As the parents of baby boomers age, helping to care for them can become a source of financial and emotional stress among families, especially between boomer-age siblings. As sisters and brothers confront the various issues that come with aging family members, decades of shared history can create conflict. In most families, siblings have different financial situations, personalities and perspectives, which can make it a challenge to come to an agreement about caregiving.
Research from the Money Across Generations II study* shows that 36 percent of boomer-age respondents say that proximity to their parent(s) is the biggest factor in determining which sibling will be the primary source of family support. Only 13 percent agree it’s the sibling with the most financial means and a mere three percent believe that all siblings should share the responsibilities.
Regardless of how you choose, it’s important for families to agree on who will be the primary coordinator for your parents’ financial and emotional needs before your parent(s) start to experience declining health. Determining who will fill this roll, and communicating that to your parent(s) before it becomes an urgent matter can help ease tension among family members.
Here are some tips to help you and your siblings manage your parents’ finances and caregiving needs:
• Be aware and respect your siblings’ situations. One or more siblings may live in a different state or have family obligations or professions that keep them from being available to help care for aging parents physically or financially. It may be difficult to accept these discrepancies if your parent(s) require both kinds of support – especially if there are gaps – but it’s important to work hard to come to a compromise.
While some siblings may have more flexibility to spend time helping your parent(s), others may have less opportunity to leave work to help, but greater financial resources. Sit down and have a conversation with your siblings about what each person feels he or she can and cannot afford in respect to both time and money.
• Recognize differences in money habits and priorities. Each of your siblings may have different money habits – one may splurge while the other is more budget conscious in their purchasing decision processes. Consider money management styles when you’re choosing who will be best to help with your parent’s finances. Though your less organized sibling may be able to help in many ways, it can be more effective to designate someone who naturally enjoys and excels at handling money.

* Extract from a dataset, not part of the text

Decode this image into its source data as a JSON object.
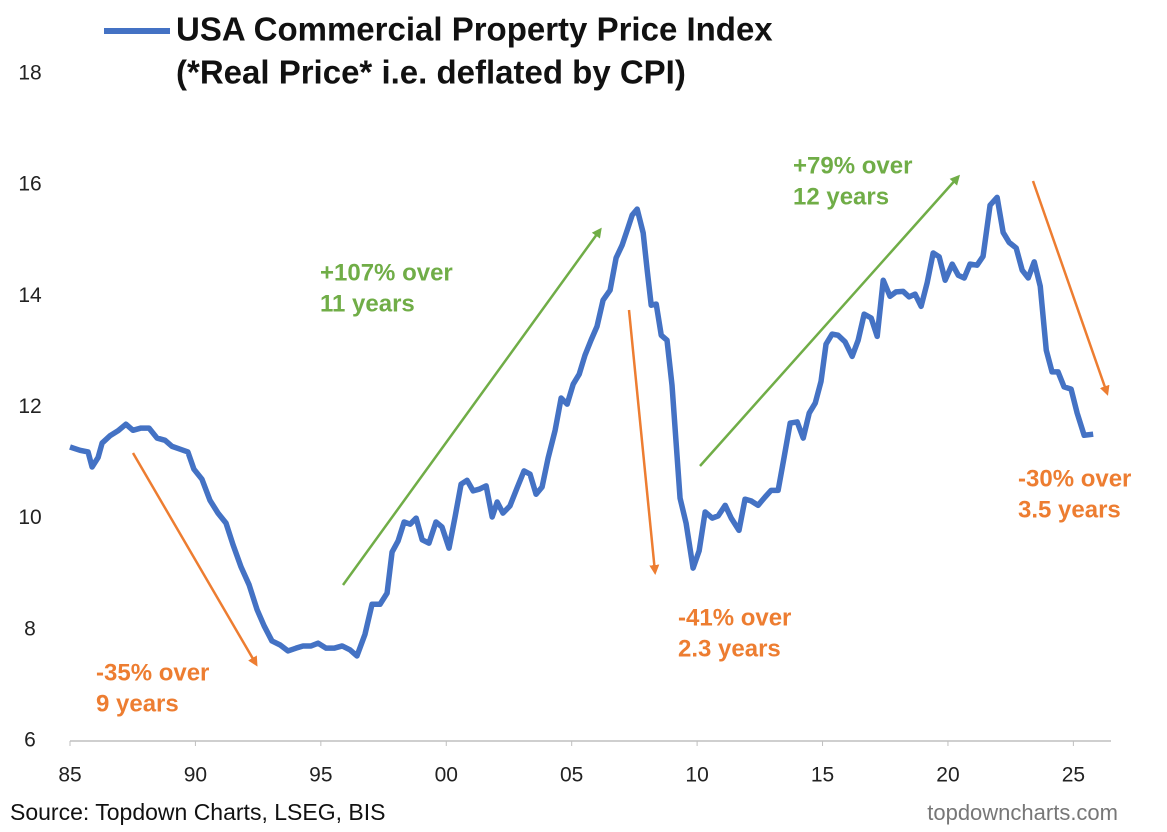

• Move on from past stereotypes. Although everyone excels at different things, relying on childhood roles (i.e. the dreamer, the bossy one or the perfect student) may only create more problems than needed. Just because one sibling may have taken on too much debt in the past, it doesn’t mean they have a problem with saving money now. Give your siblings the fair benefit of the doubt and ask them to do the same for you when deciding who will do what to help your parent(s).
• Communicate early and often. Communication among siblings is important during this time in your parent’s life. If you call and send emails or texts to one family member, your other sibling(s) may be out of the loop. Ensure you’re setting aside time to talk with your siblings in a structured setting about matters that may impact everyone.
Scheduling regular times to meet in person or talk on the phone will keep everyone informed when discussing your parents’ financial and health. If these kinds of conversations typically lead to tension or start an argument, consider drafting an agenda for your meetings to provide the opportunity for a structured discussion in which everyone gets a chance to provide input. If you’re the primary caregiver for your parent(s), these conversations provide opportunity to ask for help.
Your parent(s) need your support most during this time in their lives. Try your best to not let financial differences, or stresses set off old problems or rivalries between you and your siblings. Communicate openly and in a structured setting to ensure a supportive environment and success for all involved. Consider working with a financial advisor who can help you work through these scenarios and steer you in the right direction financially.
* The Money Across Generations IISM study was commissioned by Ameriprise Financial, Inc. and conducted by telephone by GfK in December 2011 among 1,006 affluent baby boomers (those with $100,000 or more in investable assets); 300 parents of baby boomers; and 300 children of baby boomers at least 18 years old. The margin of error is +/- three percentage points for the affluent boomers segment and +/- six percentage points for the parents and children of boomers segments.